As one of the largest, most comprehensive trade deals in history, it is no surprise that the Trans-Pacific Partnership (TPP) has elicited much discussion. But despite all of the debate, one thing is clear: the TPP is a huge step forward for the environment because it promotes trade in green goods, protects sovereign rights to legislate for environmental protection, and identifies environmental protection as a priority for trade.
Promoting trade in green goods
The TPP offers measurable progress in protecting the environment by encouraging trade in green goods such as renewable energy products. The U.S. is one of the world’s largest producers of green goods and the TPP will lower longstanding trade barriers on their trade. Once the treaty goes into force, fledgling businesses in green goods and services will be able to compete in a broader market to bring renewable technologies at cheaper rates to new business and residential consumers. This means that American-made wind turbines that face tariffs of up to five percent in TPP countries will enter duty-free into quickly growing TPP markets.
The TPP reflects an innovative international governance framework to replace the increasingly anachronistic World Trade Organization (WTO). Parties to the WTO have been dragging their feet since 2001 on lowering barriers to trade in green goods and services. At a recent WTO meeting on this topic, the parties still failed to agree to lower tariffs on clean energy products. What this means is that parties outside of the TPP who have made commitments in Paris at the United Nations Framework Convention on Climate to limit global warming to below 2°C will have to invest more to achieve national targets unless they already have the national capacity to produce clean energy goods. In the long run, this may mean more money being spent by many nations to achieve less ambitious emission reductions.
Securing Sovereign Rights to Protect Environmental Regulations
The TPP also confirms the sovereign rights of each member state to legislate on matters of public interest including environmental protection without being threatened by an investor-state dispute claiming a regulatory expropriation.

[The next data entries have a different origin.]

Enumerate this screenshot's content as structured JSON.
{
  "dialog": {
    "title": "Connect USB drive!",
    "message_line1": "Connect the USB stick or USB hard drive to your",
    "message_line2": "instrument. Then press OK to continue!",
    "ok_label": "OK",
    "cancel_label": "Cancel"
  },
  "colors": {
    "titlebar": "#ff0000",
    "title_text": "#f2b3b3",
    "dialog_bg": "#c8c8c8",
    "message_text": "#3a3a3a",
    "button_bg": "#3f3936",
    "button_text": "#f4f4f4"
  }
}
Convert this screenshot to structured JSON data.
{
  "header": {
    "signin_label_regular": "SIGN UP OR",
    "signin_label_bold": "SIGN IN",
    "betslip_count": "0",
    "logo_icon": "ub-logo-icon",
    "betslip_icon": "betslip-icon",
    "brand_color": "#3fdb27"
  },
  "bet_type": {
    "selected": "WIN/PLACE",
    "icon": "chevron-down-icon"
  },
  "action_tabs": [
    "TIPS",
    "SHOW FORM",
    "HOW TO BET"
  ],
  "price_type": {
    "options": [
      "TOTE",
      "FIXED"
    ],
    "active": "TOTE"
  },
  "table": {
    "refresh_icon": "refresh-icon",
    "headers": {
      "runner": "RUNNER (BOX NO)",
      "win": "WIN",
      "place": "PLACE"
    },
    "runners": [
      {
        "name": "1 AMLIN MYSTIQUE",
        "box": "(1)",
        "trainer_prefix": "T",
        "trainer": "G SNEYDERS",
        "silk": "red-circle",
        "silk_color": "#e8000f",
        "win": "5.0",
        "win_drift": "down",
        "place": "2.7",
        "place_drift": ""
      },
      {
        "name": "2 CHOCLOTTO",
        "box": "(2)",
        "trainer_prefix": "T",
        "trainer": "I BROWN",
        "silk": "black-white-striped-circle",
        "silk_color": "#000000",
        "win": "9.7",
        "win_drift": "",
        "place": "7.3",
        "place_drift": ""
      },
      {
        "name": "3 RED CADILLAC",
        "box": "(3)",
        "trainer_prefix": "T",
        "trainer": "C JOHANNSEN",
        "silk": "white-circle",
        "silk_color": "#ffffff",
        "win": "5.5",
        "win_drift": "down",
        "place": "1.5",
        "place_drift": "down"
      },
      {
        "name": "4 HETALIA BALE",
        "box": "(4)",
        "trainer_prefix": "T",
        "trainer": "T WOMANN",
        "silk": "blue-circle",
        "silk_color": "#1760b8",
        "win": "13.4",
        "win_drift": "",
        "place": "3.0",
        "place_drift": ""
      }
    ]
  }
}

In earlier investment treaty disputes, states faced arbitral decisions that challenged their ability to adopt and enforce environmental regulations because of the chilling effect of investment expropriation claims. The TPP is clear that every party to the partnership has the authority to adopt, maintain, and enforce law “that it considers appropriate to ensure that investment activity in its territory is undertaken in a manner sensitive to environmental, health or other regulatory objectives.” This language not only empowers countries where the investment is being made, but also the countries where the investment originates. Therefore, the TPP allows countries on both ends of the investment to demand more from their investors for the betterment of the environment.
The TPP also enables countries to control company-sourcing practices for the purpose of environmental sustainability. The TPP is clear that countries can place requirements on the purchase or use of goods within its territory that justifiably protect “human, animal or plant life or health” or conserve “living or non-living exhaustible natural resources.”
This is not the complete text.